The goal isn’t cynicism. The goal is to reserve the word “proof” for situations where the scope of a system matches the claim being made.
Multiple perspectives: why builders still back provenance and watermarks
The critique is about over-promising. Pairing two imperfect systems can improve coverage, but it can also create contradictions unless the ecosystem has norms—and user interfaces—for handling disagreement. The paper’s value is forcing that conversation into the open.
Conclusion: The next authenticity battle is over meaning
C2PA Content Credentials can cryptographically verify that a manifest hasn’t been altered. Watermark detectors can be extremely accurate at detecting a watermark. The arXiv authors show that both can return “valid” while describing incompatible stories about the same asset—without any cryptographic break, and through ordinary workflows.
If the industry wants authenticity infrastructure that earns trust, it will need more than better detectors. It will need better vocabulary, better disclosure, and systems that treat conflict as first-class information.
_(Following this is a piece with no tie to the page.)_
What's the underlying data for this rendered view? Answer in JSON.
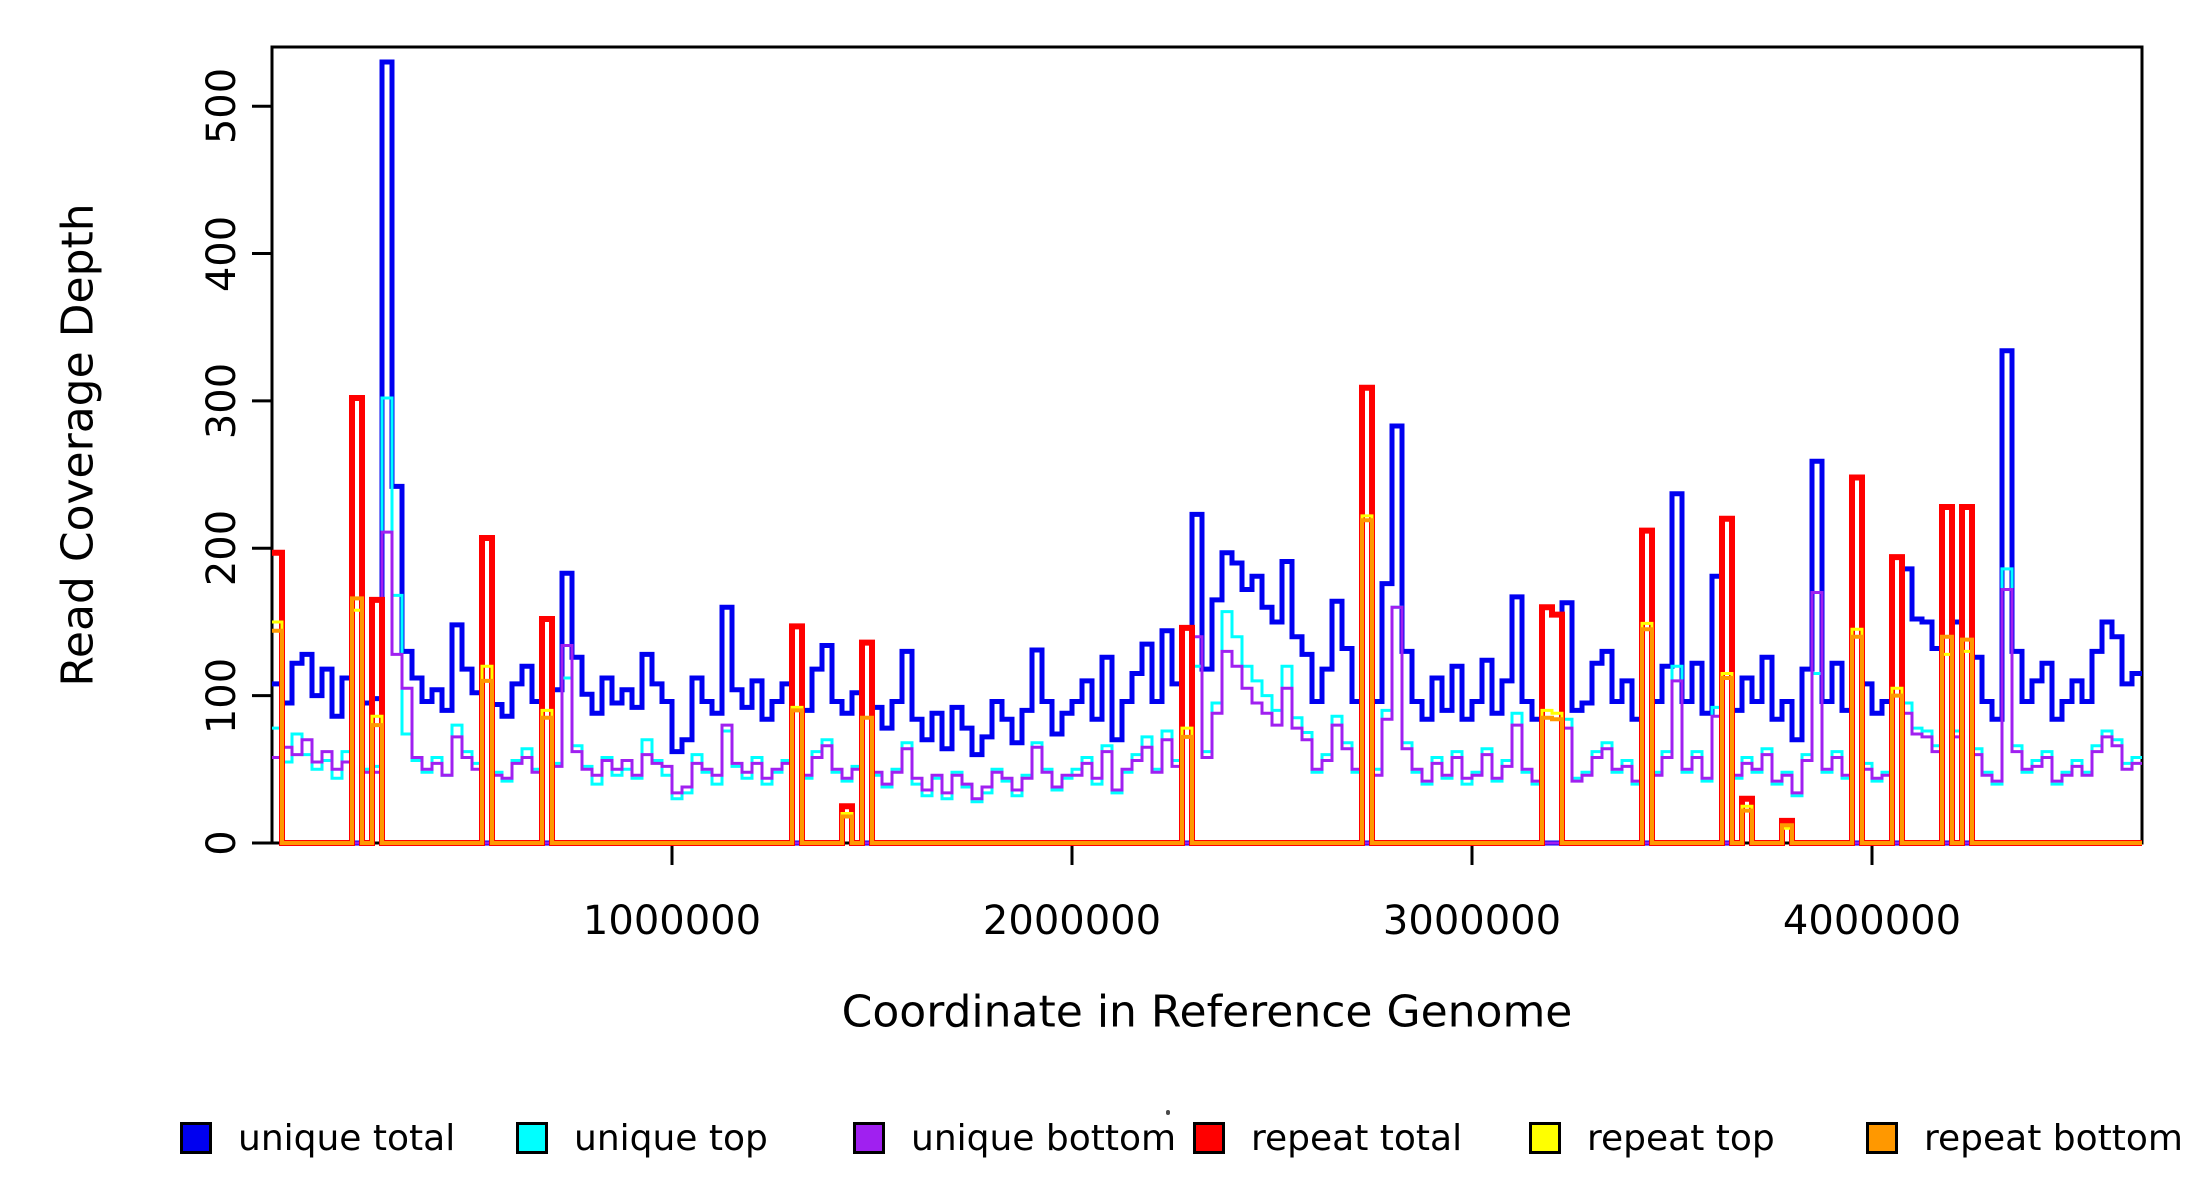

The future won’t be “verified” or “unverified.” It will be a set of signals—sometimes aligned, sometimes desynchronized—and the real test will be whether platforms, publishers, and policymakers tell the public what those signals can actually say.
Frequently Asked Questions
What does C2PA actually prove?
C2PA proves the integrity of a signed manifest: who asserted certain claims about an asset, and whether that manifest was altered after signing. A valid C2PA check does not guarantee the asset’s scene is true or that all relevant information was disclosed. It validates what was signed, not what might have been omitted.
If an image has no Content Credentials, is it suspicious?
Not necessarily. C2PA explicitly recognizes stripping and “availability attacks” as realistic: screenshots, re-encoding, and non-supporting platforms can remove or discard manifests. Absence could mean credentials were never attached, or that they were removed in transit. Treat “no credentials found” as “unknown,” not as guilt.
Does an AI watermark mean the entire image is AI-generated?
A watermark detector typically indicates the presence of a specific embedded signal, not a full provenance narrative. Depending on the workflow and tools, a watermark might survive edits, be present in only part of a composite, or reflect a tool’s involvement rather than full authorship. Watermark presence is evidence, but not a complete verdict by itself.
What is the 2026 “Integrity Clash” paper claiming?
The March 2, 2026 arXiv paper Authenticated Contradictions from Desynchronized Provenance and Watermarking demonstrates that an asset can carry a cryptographically valid C2PA manifest asserting human authorship while also containing an AI watermark in the pixels—with both checks passing independently and without breaking cryptography.
The paper mentions “100% accuracy.” Does that mean deepfakes are solved?
No. The reported 100% classification accuracy applies to the authors’ cross-layer audit protocol classifying four conflict states in a testbed of 3,500 images under multiple perturbations. It does not mean universal AI detection is perfect. The key point is identifying contradictory states reliably, not proving absolute authenticity.
What are “soft bindings” in C2PA?
Soft bindings (assertion label `c2pa.soft-binding`) are mechanisms to help reconnect an asset to its Content Credentials even if metadata is stripped. C2PA allows soft bindings based on watermarks or fingerprints. The specification cautions that soft bindings are not guaranteed to be exact and recommends human-in-the-loop verification in some cases.